New media is evolving. There is always a new media,
and new media today might be old media tomorrow. What’s new? They are similar
in some senses.
Internet
empowers people. Viewers become content providers because of easy access.
Attention economy caught people’s attention to look at this new media—web, as
if there is never such media to provide oceans of information, and it makes
attention a scarce resource. If we look back at cable, DBS, and MSOs, which
provided viewers multichannel, attention economy seems applied. Multichannel provided
more information than broadcast. Each TV station competed for viewer’s
attention. A remote is crucial. If the channel was not appealing, it lost
viewers’ attention. Rating is a measure of attention, and rating determines
advertising revenue. Isn’t it similar to the Internet? Websites compete for
attention because attention represents advertising revenue. Click is the
measure of attention, just like rating. In this sense, new media is not that
new.
Is
new media research new or not? As Guantlett (2007) pointed out, traditional
media is replaced with “long tail” of alternative media.

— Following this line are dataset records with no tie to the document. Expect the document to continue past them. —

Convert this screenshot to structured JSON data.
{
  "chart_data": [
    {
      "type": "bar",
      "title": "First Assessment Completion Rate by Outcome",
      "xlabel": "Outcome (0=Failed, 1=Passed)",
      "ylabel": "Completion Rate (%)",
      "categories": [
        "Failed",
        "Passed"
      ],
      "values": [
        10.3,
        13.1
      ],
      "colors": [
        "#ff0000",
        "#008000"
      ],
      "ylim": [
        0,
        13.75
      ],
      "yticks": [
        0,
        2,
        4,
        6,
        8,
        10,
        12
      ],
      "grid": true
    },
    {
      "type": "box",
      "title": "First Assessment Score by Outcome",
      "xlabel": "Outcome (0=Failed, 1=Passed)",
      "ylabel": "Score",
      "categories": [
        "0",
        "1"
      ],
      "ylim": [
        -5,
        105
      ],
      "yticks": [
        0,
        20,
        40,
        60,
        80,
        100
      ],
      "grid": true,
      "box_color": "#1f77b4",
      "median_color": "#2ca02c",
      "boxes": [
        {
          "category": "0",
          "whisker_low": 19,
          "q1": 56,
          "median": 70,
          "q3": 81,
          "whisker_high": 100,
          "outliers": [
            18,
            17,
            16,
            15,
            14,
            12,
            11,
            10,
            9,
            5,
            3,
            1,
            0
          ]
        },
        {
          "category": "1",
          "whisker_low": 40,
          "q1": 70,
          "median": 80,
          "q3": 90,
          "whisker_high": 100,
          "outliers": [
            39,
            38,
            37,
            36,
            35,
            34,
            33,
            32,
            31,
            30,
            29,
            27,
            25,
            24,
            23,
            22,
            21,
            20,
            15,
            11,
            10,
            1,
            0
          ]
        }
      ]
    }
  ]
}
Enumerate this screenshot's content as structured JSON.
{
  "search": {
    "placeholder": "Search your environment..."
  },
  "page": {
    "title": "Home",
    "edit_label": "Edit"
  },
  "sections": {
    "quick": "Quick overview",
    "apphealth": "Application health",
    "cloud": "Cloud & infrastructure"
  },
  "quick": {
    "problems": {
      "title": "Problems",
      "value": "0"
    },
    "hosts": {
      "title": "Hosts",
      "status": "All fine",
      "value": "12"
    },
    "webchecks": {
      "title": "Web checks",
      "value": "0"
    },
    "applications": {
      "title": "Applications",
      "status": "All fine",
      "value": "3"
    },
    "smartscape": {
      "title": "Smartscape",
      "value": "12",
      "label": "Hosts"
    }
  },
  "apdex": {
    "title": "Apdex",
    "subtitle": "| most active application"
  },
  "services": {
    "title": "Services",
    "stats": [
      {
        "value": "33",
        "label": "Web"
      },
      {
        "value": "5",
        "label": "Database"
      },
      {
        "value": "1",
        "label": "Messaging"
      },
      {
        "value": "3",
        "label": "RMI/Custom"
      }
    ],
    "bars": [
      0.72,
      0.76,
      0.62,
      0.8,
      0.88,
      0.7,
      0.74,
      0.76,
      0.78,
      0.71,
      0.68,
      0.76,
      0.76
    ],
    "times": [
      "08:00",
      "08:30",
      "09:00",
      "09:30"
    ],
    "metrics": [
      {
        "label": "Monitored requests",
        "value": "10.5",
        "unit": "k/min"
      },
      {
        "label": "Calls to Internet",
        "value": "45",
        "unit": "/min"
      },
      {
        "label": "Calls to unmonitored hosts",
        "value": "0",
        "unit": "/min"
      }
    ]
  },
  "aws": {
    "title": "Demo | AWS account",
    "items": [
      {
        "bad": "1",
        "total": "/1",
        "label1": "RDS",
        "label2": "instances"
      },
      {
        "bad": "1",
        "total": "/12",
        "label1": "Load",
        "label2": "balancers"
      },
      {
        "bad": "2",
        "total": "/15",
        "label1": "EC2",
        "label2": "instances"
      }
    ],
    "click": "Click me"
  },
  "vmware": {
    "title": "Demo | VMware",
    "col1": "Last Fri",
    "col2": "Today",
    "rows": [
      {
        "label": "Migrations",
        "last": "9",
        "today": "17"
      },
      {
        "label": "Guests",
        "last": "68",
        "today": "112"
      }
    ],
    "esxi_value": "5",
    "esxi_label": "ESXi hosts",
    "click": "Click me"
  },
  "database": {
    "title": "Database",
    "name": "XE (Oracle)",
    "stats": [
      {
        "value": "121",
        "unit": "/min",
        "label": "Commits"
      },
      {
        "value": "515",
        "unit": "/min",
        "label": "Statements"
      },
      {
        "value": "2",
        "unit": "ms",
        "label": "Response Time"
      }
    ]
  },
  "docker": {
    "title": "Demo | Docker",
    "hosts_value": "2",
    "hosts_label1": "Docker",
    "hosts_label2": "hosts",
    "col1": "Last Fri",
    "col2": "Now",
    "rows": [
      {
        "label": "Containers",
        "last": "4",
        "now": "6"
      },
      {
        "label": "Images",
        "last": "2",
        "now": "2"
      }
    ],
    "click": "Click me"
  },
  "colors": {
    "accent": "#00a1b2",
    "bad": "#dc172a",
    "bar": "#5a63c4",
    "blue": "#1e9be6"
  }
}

Internet fundamentally
changed the way in which we engage with media, that is, new media change media
consumption behavior. In spite of new changes, Guantlett stated that the old
part of new media research is to rework critical perspective, like power,
hegemony, or polysemy, to fit new media context. In my opinion, critical
perspective never grows old. Where there is media, there is power. The
questions for critical researchers ask are how to empower people and how to
resist hegemony. The new for the new media research is like how firm make more
money in the changing media environment? What is the business model? Or how new
technology reshapes the landscape of media? How new technology redefines the
concept of market? How traditional theories apply to new media?